I think you're still not thinking clearly about this. Pixels are not wasted to noise. Even when the signal to noise ratio is so high that noise dwarfs the signal of an individual pixel, statistically, the signal is still there, on the macroscopic scale. That's why looking at 100% onscreen magnification is so misleading. You could have a 200 megapixel file with disgusting noise, and find that it makes a better print than a 12 megapixel file with barely perceptible noise. Whether your sensor 'is actually resolving all the detail it can' is of purely academic interest when considering the dirty compromise of capturing usable image data at high ISOs.

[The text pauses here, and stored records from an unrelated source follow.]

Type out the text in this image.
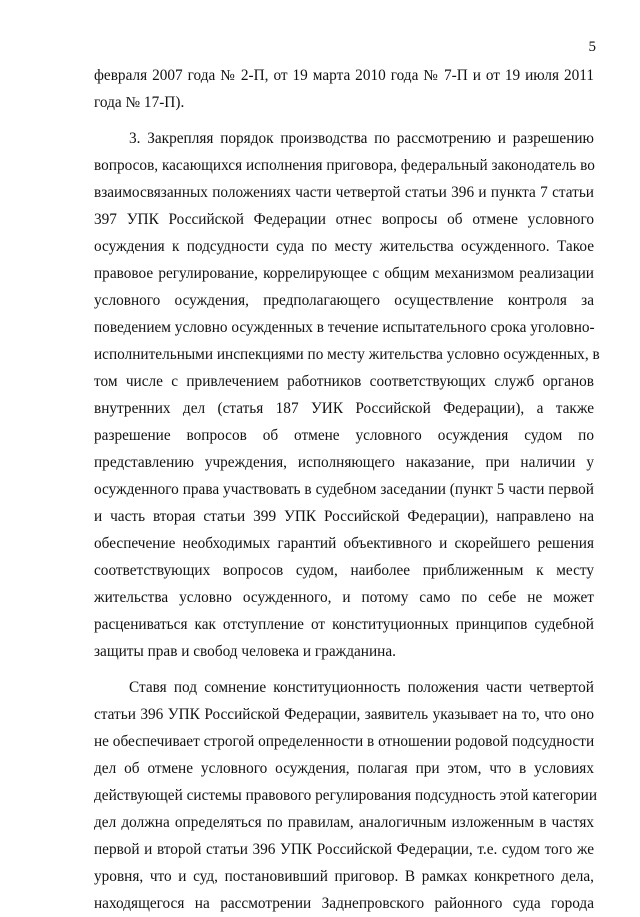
5
февраля 2007 года № 2-П, от 19 марта 2010 года № 7-П и от 19 июля 2011
года № 17-П).
3. Закрепляя порядок производства по рассмотрению и разрешению
вопросов, касающихся исполнения приговора, федеральный законодатель во
взаимосвязанных положениях части четвертой статьи 396 и пункта 7 статьи
397 УПК Российской Федерации отнес вопросы об отмене условного
осуждения к подсудности суда по месту жительства осужденного. Такое
правовое регулирование, коррелирующее с общим механизмом реализации
условного осуждения, предполагающего осуществление контроля за
поведением условно осужденных в течение испытательного срока уголовно-
исполнительными инспекциями по месту жительства условно осужденных, в
том числе с привлечением работников соответствующих служб органов
внутренних дел (статья 187 УИК Российской Федерации), а также
разрешение вопросов об отмене условного осуждения судом по
представлению учреждения, исполняющего наказание, при наличии у
осужденного права участвовать в судебном заседании (пункт 5 части первой
и часть вторая статьи 399 УПК Российской Федерации), направлено на
обеспечение необходимых гарантий объективного и скорейшего решения
соответствующих вопросов судом, наиболее приближенным к месту
жительства условно осужденного, и потому само по себе не может
расцениваться как отступление от конституционных принципов судебной
защиты прав и свобод человека и гражданина.
Ставя под сомнение конституционность положения части четвертой
статьи 396 УПК Российской Федерации, заявитель указывает на то, что оно
не обеспечивает строгой определенности в отношении родовой подсудности
дел об отмене условного осуждения, полагая при этом, что в условиях
действующей системы правового регулирования подсудность этой категории
дел должна определяться по правилам, аналогичным изложенным в частях
первой и второй статьи 396 УПК Российской Федерации, т.е. судом того же
уровня, что и суд, постановивший приговор. В рамках конкретного дела,
находящегося на рассмотрении Заднепровского районного суда города
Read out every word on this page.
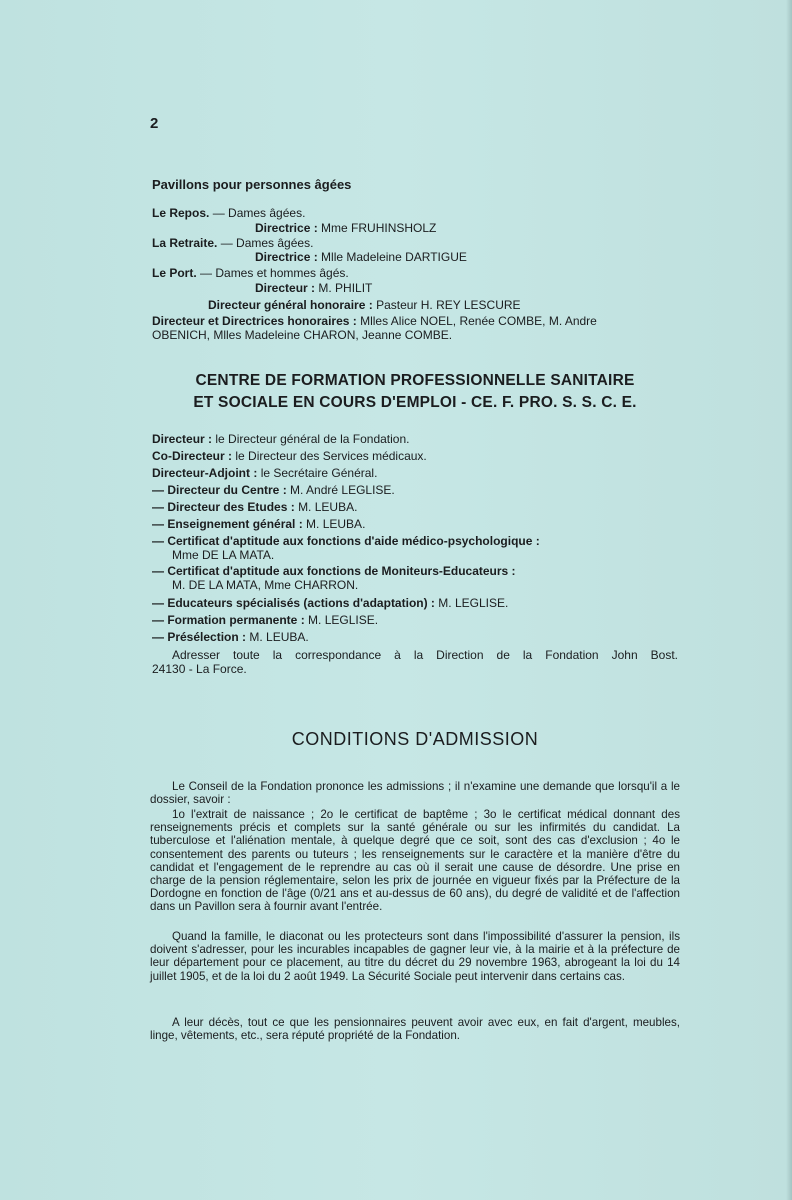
2
Pavillons pour personnes âgées
Le Repos. — Dames âgées.
Directrice : Mme FRUHINSHOLZ
La Retraite. — Dames âgées.
Directrice : Mlle Madeleine DARTIGUE
Le Port. — Dames et hommes âgés.
Directeur : M. PHILIT
Directeur général honoraire : Pasteur H. REY LESCURE
Directeur et Directrices honoraires : Mlles Alice NOEL, Renée COMBE, M. Andre
OBENICH, Mlles Madeleine CHARON, Jeanne COMBE.
CENTRE DE FORMATION PROFESSIONNELLE SANITAIRE
ET SOCIALE EN COURS D'EMPLOI - CE. F. PRO. S. S. C. E.
Directeur : le Directeur général de la Fondation.
Co-Directeur : le Directeur des Services médicaux.
Directeur-Adjoint : le Secrétaire Général.
— Directeur du Centre : M. André LEGLISE.
— Directeur des Etudes : M. LEUBA.
— Enseignement général : M. LEUBA.
— Certificat d'aptitude aux fonctions d'aide médico-psychologique :
Mme DE LA MATA.
— Certificat d'aptitude aux fonctions de Moniteurs-Educateurs :
M. DE LA MATA, Mme CHARRON.
— Educateurs spécialisés (actions d'adaptation) : M. LEGLISE.
— Formation permanente : M. LEGLISE.
— Présélection : M. LEUBA.
Adresser toute la correspondance à la Direction de la Fondation John Bost.
24130 - La Force.
CONDITIONS D'ADMISSION

Le Conseil de la Fondation prononce les admissions ; il n'examine une demande que lorsqu'il a le dossier, savoir :

1o l'extrait de naissance ; 2o le certificat de baptême ; 3o le certificat médical donnant des renseignements précis et complets sur la santé générale ou sur les infirmités du candidat. La tuberculose et l'aliénation mentale, à quelque degré que ce soit, sont des cas d'exclusion ; 4o le consentement des parents ou tuteurs ; les renseignements sur le caractère et la manière d'être du candidat et l'engagement de le reprendre au cas où il serait une cause de désordre. Une prise en charge de la pension réglementaire, selon les prix de journée en vigueur fixés par la Préfecture de la Dordogne en fonction de l'âge (0/21 ans et au-dessus de 60 ans), du degré de validité et de l'affection dans un Pavillon sera à fournir avant l'entrée.

Quand la famille, le diaconat ou les protecteurs sont dans l'impossibilité d'assurer la pension, ils doivent s'adresser, pour les incurables incapables de gagner leur vie, à la mairie et à la préfecture de leur département pour ce placement, au titre du décret du 29 novembre 1963, abrogeant la loi du 14 juillet 1905, et de la loi du 2 août 1949. La Sécurité Sociale peut intervenir dans certains cas.

A leur décès, tout ce que les pensionnaires peuvent avoir avec eux, en fait d'argent, meubles, linge, vêtements, etc., sera réputé propriété de la Fondation.
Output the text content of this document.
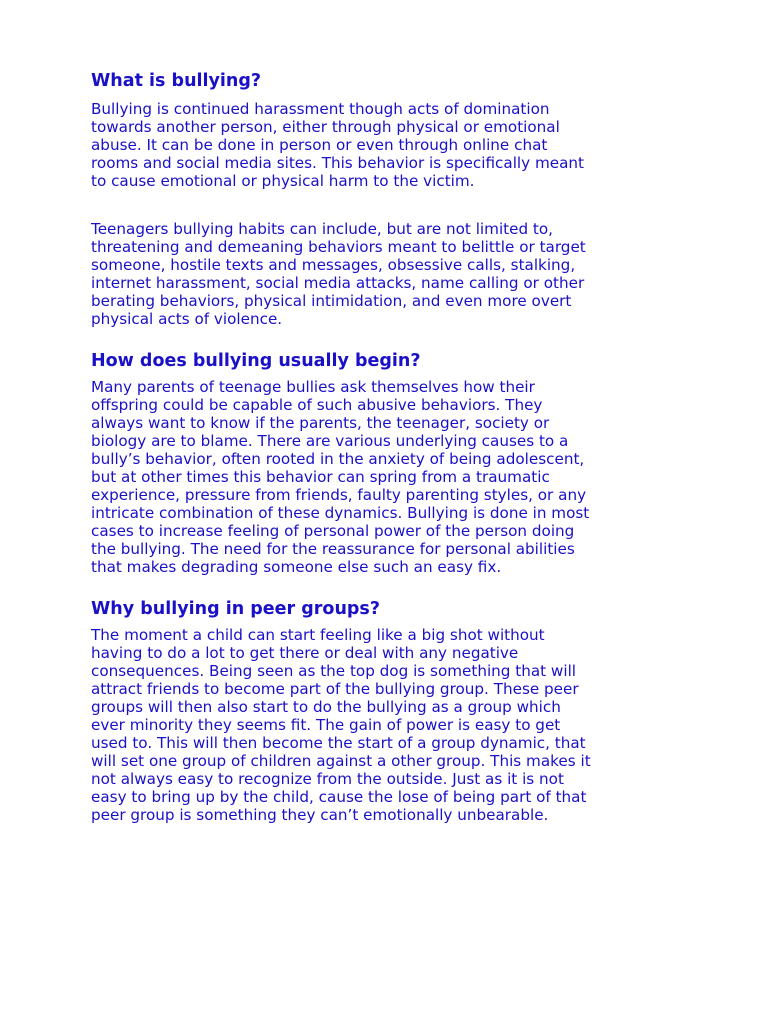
What is bullying?

Bullying is continued harassment though acts of domination
towards another person, either through physical or emotional
abuse. It can be done in person or even through online chat
rooms and social media sites. This behavior is specifically meant
to cause emotional or physical harm to the victim.

Teenagers bullying habits can include, but are not limited to,
threatening and demeaning behaviors meant to belittle or target
someone, hostile texts and messages, obsessive calls, stalking,
internet harassment, social media attacks, name calling or other
berating behaviors, physical intimidation, and even more overt
physical acts of violence.

How does bullying usually begin?

Many parents of teenage bullies ask themselves how their
offspring could be capable of such abusive behaviors. They
always want to know if the parents, the teenager, society or
biology are to blame. There are various underlying causes to a
bully’s behavior, often rooted in the anxiety of being adolescent,
but at other times this behavior can spring from a traumatic
experience, pressure from friends, faulty parenting styles, or any
intricate combination of these dynamics. Bullying is done in most
cases to increase feeling of personal power of the person doing
the bullying. The need for the reassurance for personal abilities
that makes degrading someone else such an easy fix.

Why bullying in peer groups?

The moment a child can start feeling like a big shot without
having to do a lot to get there or deal with any negative
consequences. Being seen as the top dog is something that will
attract friends to become part of the bullying group. These peer
groups will then also start to do the bullying as a group which
ever minority they seems fit. The gain of power is easy to get
used to. This will then become the start of a group dynamic, that
will set one group of children against a other group. This makes it
not always easy to recognize from the outside. Just as it is not
easy to bring up by the child, cause the lose of being part of that
peer group is something they can’t emotionally unbearable.
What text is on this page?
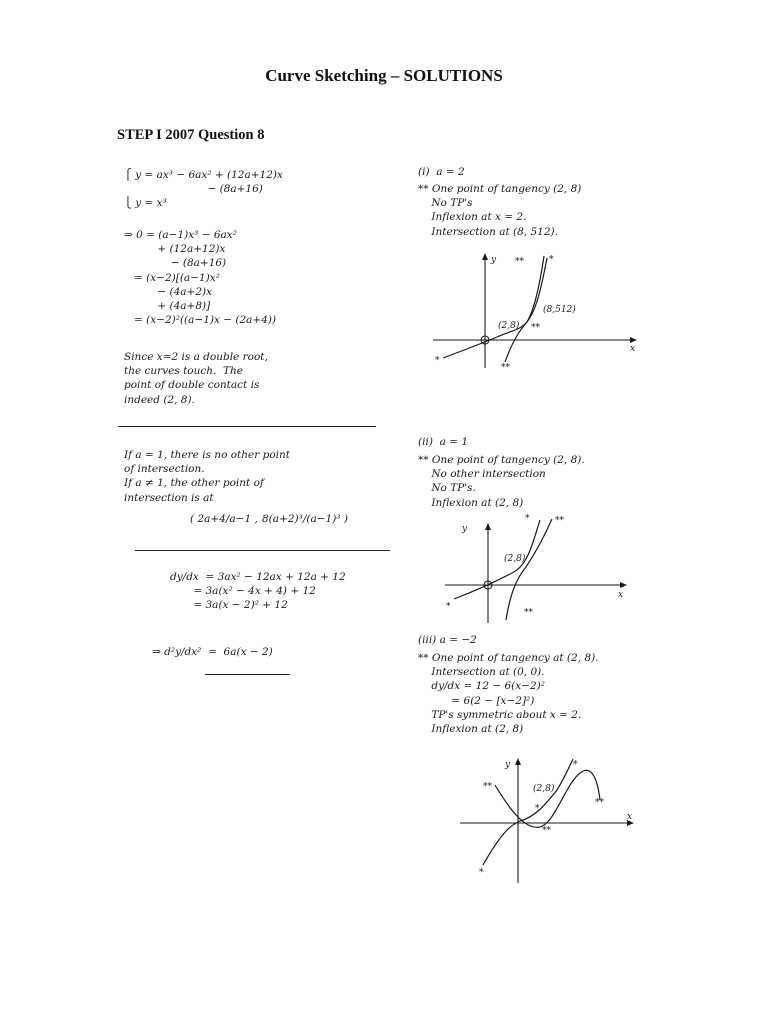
Curve Sketching – SOLUTIONS
STEP I 2007 Question 8
⎧ y = ax³ − 6ax² + (12a+12)x
− (8a+16)
⎩ y = x³
⇒ 0 = (a−1)x³ − 6ax²
+ (12a+12)x
− (8a+16)
= (x−2)[(a−1)x²
− (4a+2)x
+ (4a+8)]
= (x−2)²((a−1)x − (2a+4))
Since x=2 is a double root,
the curves touch.  The
point of double contact is
indeed (2, 8).
If a = 1, there is no other point
of intersection.
If a ≠ 1, the other point of
intersection is at
( 2a+4/a−1 , 8(a+2)³/(a−1)³ )
dy/dx  = 3ax² − 12ax + 12a + 12
= 3a(x² − 4x + 4) + 12
= 3a(x − 2)² + 12
⇒ d²y/dx²  =  6a(x − 2)
(i)  a = 2
** One point of tangency (2, 8)
No TP's
Inflexion at x = 2.
Intersection at (8, 512).
*
**
(2,8) **
(8,512)
**	*
y
x
(ii)  a = 1
** One point of tangency (2, 8).
No other intersection
No TP's.
Inflexion at (2, 8)
*
**
(2,8)
*	**
y
x
(iii) a = −2
** One point of tangency at (2, 8).
Intersection at (0, 0).
dy/dx = 12 − 6(x−2)²
= 6(2 − [x−2]²)
TP's symmetric about x = 2.
Inflexion at (2, 8)
*
**	(2,8)
*
**
*
**
y
x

Here's a quote from a very interesting page about these issues:
"The above DSLR/digicam comparison outlines the extremes of what may be possible with current or near-term technology, if digicam pixel densities were scaled up to full-frame sensors. The fact that a digicam's performance is in the same ballpark as the best DSLR's when referred to fixed spatial scale, suggests that the problems with noise in digicams are not due to their ever smaller pixels, but rather it is due to their small sensors."
The article is here:
http://theory.uchicago.edu/~ejm/pix/20d/tests/noise/noise-p3.html#bitdepth
One interesting point in the linked page is that the appropriate metric of signal to noise ratio per square meter of sensor is about the same on the 1D3 and 1Ds3. Since the s has a larger sensor, it is less noisy per image.